Fig. 5.. Concatemeric neo genes and programmed dormancy are a broadly conserved phage defense mechanism.

(A) Schematic for the automated detection of putative Neo proteins in homologous DRT2 operons. (B) Phylogenetic tree of DRT2 homologs, with outer rings showing the widespread presence of RT-associated ncRNAs and putative Neo proteins. Homologs selected for experimental testing are indicated with pink circles. (C) Multiple sequence alignment (MSA) and secondary structure prediction of Neo proteins identified in (B). A single Neo repeat is shown for all homologs; shading indicates amino acid conservation. (D) AlphaFold prediction of a three-repeat Neo polypeptide, showing the sites of proline mutagenesis tested in (E). Prolines were inserted C-terminal to the indicated residues within each of three concatenated repeats. (E) Growth curves of strains transformed with three-repeat Neo constructs containing the indicated proline insertions, alongside an EV control. The dashed line indicates the point of induction with arabinose (0.5%) and theophylline (0.5 mM). Shaded regions indicate the SD across independent biological replicates (n = 3). (F) Heat map showing the distribution of ccDNA repeat lengths in cells expressing the indicated DRT2 homologs. Data are plotted as log₁₀(CPM) from Nanopore sequencing of total DNA. (G) Heat map showing the growth rates of cells expressing Neo homologs with the indicated repeat lengths.

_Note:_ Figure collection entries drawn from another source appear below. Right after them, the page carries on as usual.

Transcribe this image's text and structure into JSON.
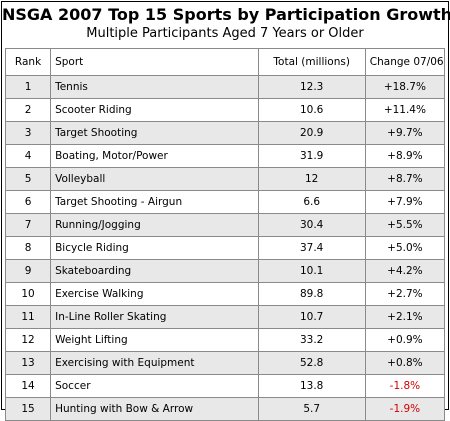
{
  "title": "NSGA 2007 Top 15 Sports by Participation Growth",
  "subtitle": "Multiple Participants Aged 7 Years or Older",
  "columns": {
    "rank": "Rank",
    "sport": "Sport",
    "total": "Total (millions)",
    "change": "Change 07/06"
  },
  "rows": [
    {
      "rank": "1",
      "sport": "Tennis",
      "total": "12.3",
      "change": "+18.7%"
    },
    {
      "rank": "2",
      "sport": "Scooter Riding",
      "total": "10.6",
      "change": "+11.4%"
    },
    {
      "rank": "3",
      "sport": "Target Shooting",
      "total": "20.9",
      "change": "+9.7%"
    },
    {
      "rank": "4",
      "sport": "Boating, Motor/Power",
      "total": "31.9",
      "change": "+8.9%"
    },
    {
      "rank": "5",
      "sport": "Volleyball",
      "total": "12",
      "change": "+8.7%"
    },
    {
      "rank": "6",
      "sport": "Target Shooting - Airgun",
      "total": "6.6",
      "change": "+7.9%"
    },
    {
      "rank": "7",
      "sport": "Running/Jogging",
      "total": "30.4",
      "change": "+5.5%"
    },
    {
      "rank": "8",
      "sport": "Bicycle Riding",
      "total": "37.4",
      "change": "+5.0%"
    },
    {
      "rank": "9",
      "sport": "Skateboarding",
      "total": "10.1",
      "change": "+4.2%"
    },
    {
      "rank": "10",
      "sport": "Exercise Walking",
      "total": "89.8",
      "change": "+2.7%"
    },
    {
      "rank": "11",
      "sport": "In-Line Roller Skating",
      "total": "10.7",
      "change": "+2.1%"
    },
    {
      "rank": "12",
      "sport": "Weight Lifting",
      "total": "33.2",
      "change": "+0.9%"
    },
    {
      "rank": "13",
      "sport": "Exercising with Equipment",
      "total": "52.8",
      "change": "+0.8%"
    },
    {
      "rank": "14",
      "sport": "Soccer",
      "total": "13.8",
      "change": "-1.8%"
    },
    {
      "rank": "15",
      "sport": "Hunting with Bow & Arrow",
      "total": "5.7",
      "change": "-1.9%"
    }
  ],
  "colors": {
    "negative_change": "#d40000",
    "shaded_row": "#e8e8e8"
  }
}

Growth rates are normalized to an EV control and represent the mean of independent biological replicates (n = 3). Empty cells with X indicate Neo expression constructs that could not be successfully cloned, presumably because of toxicity. (H) Model for the antiphage defense mechanism of DRT2 systems. RT enzymes bind the scaffold portion of associated ncRNAs and constitutively produce concatemeric cDNA through RCRT. Phage infection triggers second-strand synthesis, yielding a dsDNA molecule that is transcribed into stop codon–less neo mRNA. Translation produces Neo proteins that potently arrest cell growth, protecting the larger bacterial population from the spread of phage.